ABSTRACT 680(15-4)
HST-1/FGF-4の分子制御による胚細胞腫瘍のin vitro増殖阻止: 落谷孝広1、浅野晃司2、高濱靖1、坂本裕美1、杉村隆1、寺田雅昭1(1国立がんセ・研・分子腫瘍、2慈恵会医大・泌尿器科)
Inhibition of in vitro growth of human germ cell tumor by antisense oligonucleotide and antagonist peptide for HST-1/FGF-4: Takahiro OCHIYA1, Kouji ASANO2, Yasushi TAKAHAMA1, Hiromi SAKAMOTO1, Takashi SUGIMURA1, Masaaki TERADA1 (1Genetics Div., Natl. Cancer Ctr. Res. Inst., 2Dept. Urology, Jikei Med. School)

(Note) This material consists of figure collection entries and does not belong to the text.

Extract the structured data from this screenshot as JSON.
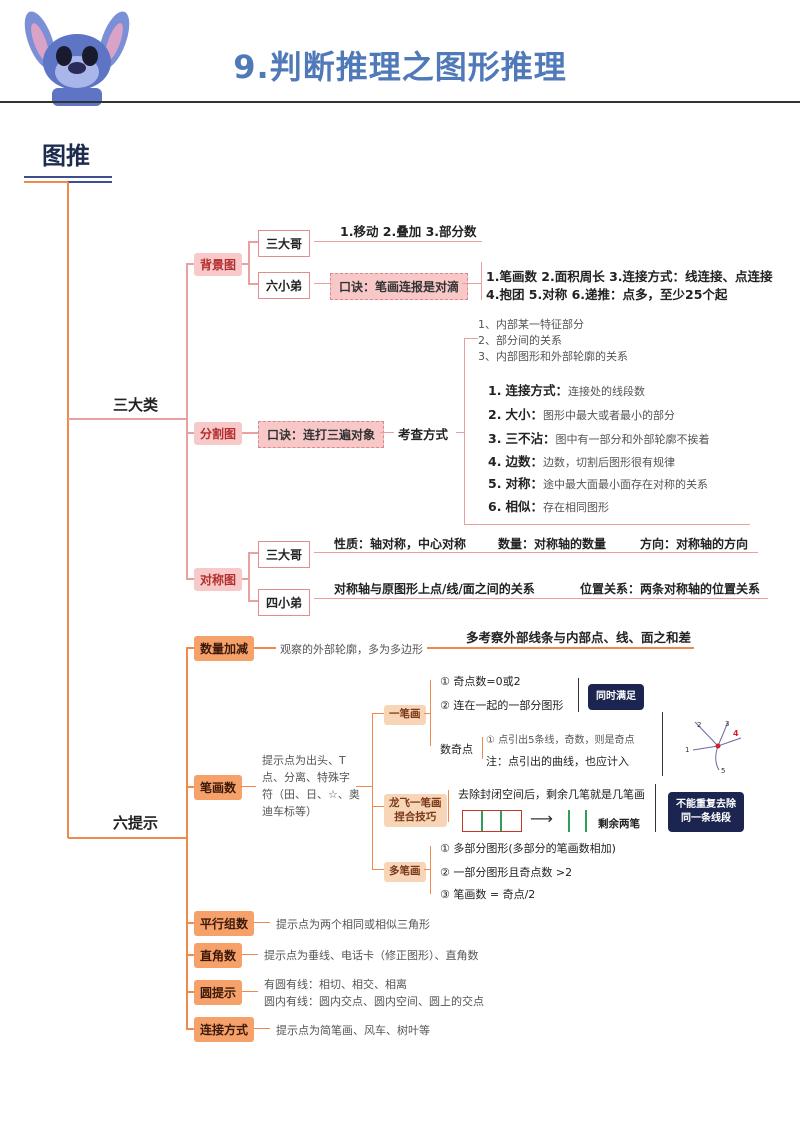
{
  "header": {
    "title": "9.判断推理之图形推理",
    "topic": "图推"
  },
  "san_da_lei": {
    "label": "三大类",
    "beijing": {
      "tag": "背景图",
      "sanda": "三大哥",
      "sanda_text": "1.移动  2.叠加  3.部分数",
      "liuxiao": "六小弟",
      "koujue": "口诀：笔画连报是对滴",
      "line1": "1.笔画数  2.面积周长  3.连接方式：线连接、点连接",
      "line2": "4.抱团      5.对称       6.递推：点多，至少25个起"
    },
    "fenge": {
      "tag": "分割图",
      "koujue": "口诀：连打三遍对象",
      "kaocha": "考查方式",
      "top_items": [
        "1、内部某一特征部分",
        "2、部分间的关系",
        "3、内部图形和外部轮廓的关系"
      ],
      "items": [
        {
          "num": "1.",
          "key": "连接方式：",
          "val": "连接处的线段数"
        },
        {
          "num": "2.",
          "key": "大小：",
          "val": "图形中最大或者最小的部分"
        },
        {
          "num": "3.",
          "key": "三不沾：",
          "val": "图中有一部分和外部轮廓不挨着"
        },
        {
          "num": "4.",
          "key": "边数：",
          "val": "边数，切割后图形很有规律"
        },
        {
          "num": "5.",
          "key": "对称：",
          "val": "途中最大面最小面存在对称的关系"
        },
        {
          "num": "6.",
          "key": "相似：",
          "val": "存在相同图形"
        }
      ]
    },
    "duichen": {
      "tag": "对称图",
      "sanda": "三大哥",
      "xingzhi": "性质：轴对称，中心对称",
      "shuliang": "数量：对称轴的数量",
      "fangxiang": "方向：对称轴的方向",
      "sixiao": "四小弟",
      "guanxi": "对称轴与原图形上点/线/面之间的关系",
      "weizhi": "位置关系：两条对称轴的位置关系"
    }
  },
  "liu_tishi": {
    "label": "六提示",
    "shuliang": {
      "tag": "数量加减",
      "hint": "观察的外部轮廓，多为多边形",
      "note": "多考察外部线条与内部点、线、面之和差"
    },
    "bihua": {
      "tag": "笔画数",
      "hint_lines": [
        "提示点为出头、T",
        "点、分离、特殊字",
        "符（田、日、☆、奥",
        "迪车标等）"
      ],
      "yibihua": {
        "tag": "一笔画",
        "c1": "① 奇点数=0或2",
        "c2": "② 连在一起的一部分图形",
        "badge": "同时满足",
        "c3_label": "数奇点",
        "c3_a": "① 点引出5条线，奇数，则是奇点",
        "c3_b": "注：点引出的曲线，也应计入",
        "fig_nums": [
          "2",
          "3",
          "4",
          "1",
          "5"
        ]
      },
      "longfei": {
        "tag": "龙飞一笔画\n捏合技巧",
        "text": "去除封闭空间后，剩余几笔就是几笔画",
        "result": "剩余两笔",
        "badge": "不能重复去除\n同一条线段"
      },
      "duobihua": {
        "tag": "多笔画",
        "c1": "① 多部分图形(多部分的笔画数相加)",
        "c2": "② 一部分图形且奇点数 >2",
        "c3": "③ 笔画数 = 奇点/2"
      }
    },
    "pingxing": {
      "tag": "平行组数",
      "hint": "提示点为两个相同或相似三角形"
    },
    "zhijiao": {
      "tag": "直角数",
      "hint": "提示点为垂线、电话卡（修正图形）、直角数"
    },
    "yuan": {
      "tag": "圆提示",
      "l1": "有圆有线：相切、相交、相离",
      "l2": "圆内有线：圆内交点、圆内空间、圆上的交点"
    },
    "lianjie": {
      "tag": "连接方式",
      "hint": "提示点为简笔画、风车、树叶等"
    }
  },
  "colors": {
    "title": "#4f79b8",
    "orange": "#ef8a4c",
    "pink": "#e8a0a0",
    "navy": "#1b2550"
  },
  "icons": [
    "stitch-mascot-icon",
    "arrow-right-icon"
  ]
}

[目的] FGF遺伝子ファミリーに属するHST-1(FGF-4)遺伝子はヒト精巣腫瘍やその細胞株で発現が上昇している。本研究では、HST-1遺伝子の発現制御やアンタゴニスト分子が、胚細胞腫瘍細胞の増殖抑制に効果的かどうかの検討を行った。[方法と結果] HST-1陽性ヒト精巣腫瘍細胞株(NEC-8)について、アンチセンス法、および分子内ペプチドによる細胞増殖の抑制の有無を検討した。まず、HST-1のmRNAと効果的に二重鎖を形成しうるアンチセンス核酸標的部位に対する5種類のアンセンスオリゴの内、1種類が、効果的にNEC-8細胞の増殖を抑制した。その効果は0.05 μMから1nMまでの間で濃度依存的であり、対照としたオリゴには同濃度での抑制効果は認められなかった。さらにHST-1分子のFGF受容体やヘパリン結合部位に特異的に結合するペプチドは、濃度依存的にNEC-8の増殖を抑制し、HST-1陰性の細胞に対しては無効であった。[結論・考察] HST-1特異的なアンチセンスオリゴヌクレオチドやオートクリンのループを断ち切るアンタゴニストとして働くペプチドは、精巣腫瘍に対する新しい治療法の一つになりうる可能性が示された。現在、in vivoでの腫瘍増殖抑制効果を検討している。